Kinder teilen bekanntlich nicht immer den Geschmack der Eltern. Und so fand denn auch König Friedrich Wilhelm I. ziemlich scheußlich, was sein Vater, Friedrich I., 1701 als Dekoration in Auftrag gegeben hatte: eine Wandvertäfelung für ein gesamtes Zimmer nur aus baltischem Bernstein. Was sollte der wenig an Kunst interessierte Friedrich Wilhelm mit dem Krempel anfangen?

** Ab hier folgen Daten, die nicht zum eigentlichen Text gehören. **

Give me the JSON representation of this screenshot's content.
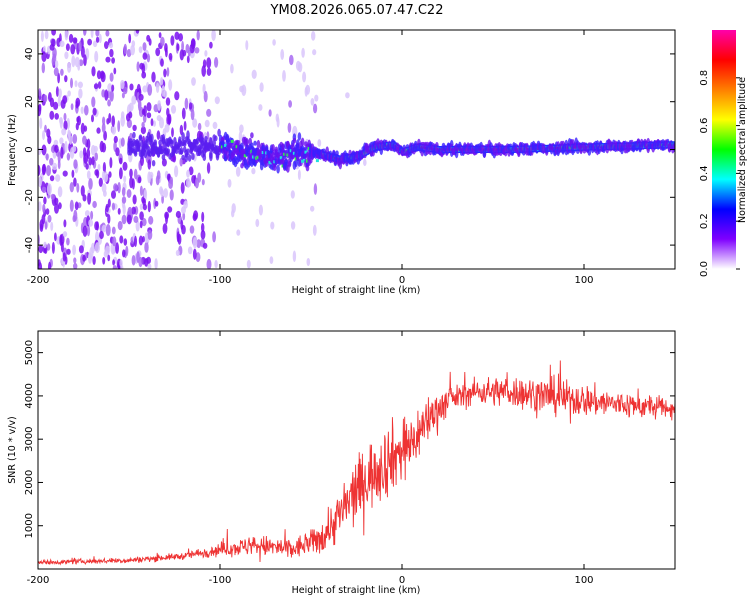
{
  "title": "YM08.2026.065.07.47.C22",
  "chart_data": [
    {
      "type": "heatmap",
      "name": "spectrogram",
      "xlabel": "Height of straight line (km)",
      "ylabel": "Frequency (Hz)",
      "xlim": [
        -200,
        150
      ],
      "ylim": [
        -50,
        50
      ],
      "xticks": [
        -200,
        -100,
        0,
        100
      ],
      "yticks": [
        -40,
        -20,
        0,
        20,
        40
      ],
      "colorbar": {
        "label": "Normalized spectral amplitude",
        "range": [
          0.0,
          1.0
        ],
        "ticks": [
          0.0,
          0.2,
          0.4,
          0.6,
          0.8
        ],
        "colors": [
          "#ffffff",
          "#7f00ff",
          "#0000ff",
          "#00ffff",
          "#00ff00",
          "#ffff00",
          "#ff7f00",
          "#ff0000",
          "#ff00aa"
        ]
      },
      "ridge_frequency": [
        {
          "x": -150,
          "y": 1
        },
        {
          "x": -100,
          "y": 1
        },
        {
          "x": -75,
          "y": -3
        },
        {
          "x": -50,
          "y": -1
        },
        {
          "x": -35,
          "y": -4
        },
        {
          "x": -25,
          "y": -3
        },
        {
          "x": -15,
          "y": 1
        },
        {
          "x": -5,
          "y": 2
        },
        {
          "x": 0,
          "y": -1
        },
        {
          "x": 8,
          "y": 1
        },
        {
          "x": 20,
          "y": 0
        },
        {
          "x": 60,
          "y": 0
        },
        {
          "x": 100,
          "y": 1
        },
        {
          "x": 150,
          "y": 2
        }
      ]
    },
    {
      "type": "line",
      "name": "snr",
      "xlabel": "Height of straight line (km)",
      "ylabel": "SNR (10 * v/v)",
      "xlim": [
        -200,
        150
      ],
      "ylim": [
        0,
        5500
      ],
      "xticks": [
        -200,
        -100,
        0,
        100
      ],
      "yticks": [
        1000,
        2000,
        3000,
        4000,
        5000
      ],
      "color": "#ee3333",
      "trend": [
        {
          "x": -200,
          "y": 150
        },
        {
          "x": -150,
          "y": 200
        },
        {
          "x": -120,
          "y": 300
        },
        {
          "x": -100,
          "y": 450
        },
        {
          "x": -80,
          "y": 550
        },
        {
          "x": -60,
          "y": 450
        },
        {
          "x": -45,
          "y": 700
        },
        {
          "x": -35,
          "y": 1200
        },
        {
          "x": -25,
          "y": 1800
        },
        {
          "x": -15,
          "y": 2300
        },
        {
          "x": -5,
          "y": 2600
        },
        {
          "x": 5,
          "y": 2900
        },
        {
          "x": 15,
          "y": 3500
        },
        {
          "x": 25,
          "y": 3900
        },
        {
          "x": 40,
          "y": 4100
        },
        {
          "x": 60,
          "y": 4100
        },
        {
          "x": 80,
          "y": 4000
        },
        {
          "x": 100,
          "y": 3900
        },
        {
          "x": 120,
          "y": 3800
        },
        {
          "x": 150,
          "y": 3700
        }
      ],
      "noise_amplitude": [
        {
          "x": -200,
          "y": 60
        },
        {
          "x": -120,
          "y": 100
        },
        {
          "x": -80,
          "y": 300
        },
        {
          "x": -50,
          "y": 350
        },
        {
          "x": -30,
          "y": 900
        },
        {
          "x": -10,
          "y": 1100
        },
        {
          "x": 10,
          "y": 800
        },
        {
          "x": 30,
          "y": 350
        },
        {
          "x": 80,
          "y": 550
        },
        {
          "x": 150,
          "y": 300
        }
      ]
    }
  ]
}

Stattdessen hegte der König eine ganz andere Leidenschaft: hochgewachsene Soldaten, deren Arme lang genug waren, um problemlos die langen Läufe der modernen Vorderlader-Musketen handhaben zu können, und stark genug, um die schweren Waffen beim Zielen ruhig zu halten.

Bernstein für Soldaten

Als der russische Zar Peter I. 1716 zu Besuch kam, schlug er ihm ein Tauschgeschäft vor. Für 250 "lange Kerls" könne Peter das angestaubte Zimmer, von dem dieser schwärmte, er habe es sich "schon lange gewünscht", gleich mitnehmen. Die Staatsyacht "Die Krone" legte Friedrich Wilhelm noch obendrauf und der Handel war perfekt.

In St. Petersburg packte Peter die Kisten allerdings nicht aus, sondern in die Kunstkammer – und vergaß sie. Erst seine Tochter Elisabeth erinnerte sich an das Mitbringsel ihres Vaters aus Preußen. Sie mochte den warmen Glanz der Wandpaneele und ließ sie im Winterpalast einbauen. Wenig später allerdings entschied sie bereits, dass das Zimmer doch besser in die Sommerresidenz, den Katharinenpalast, passe.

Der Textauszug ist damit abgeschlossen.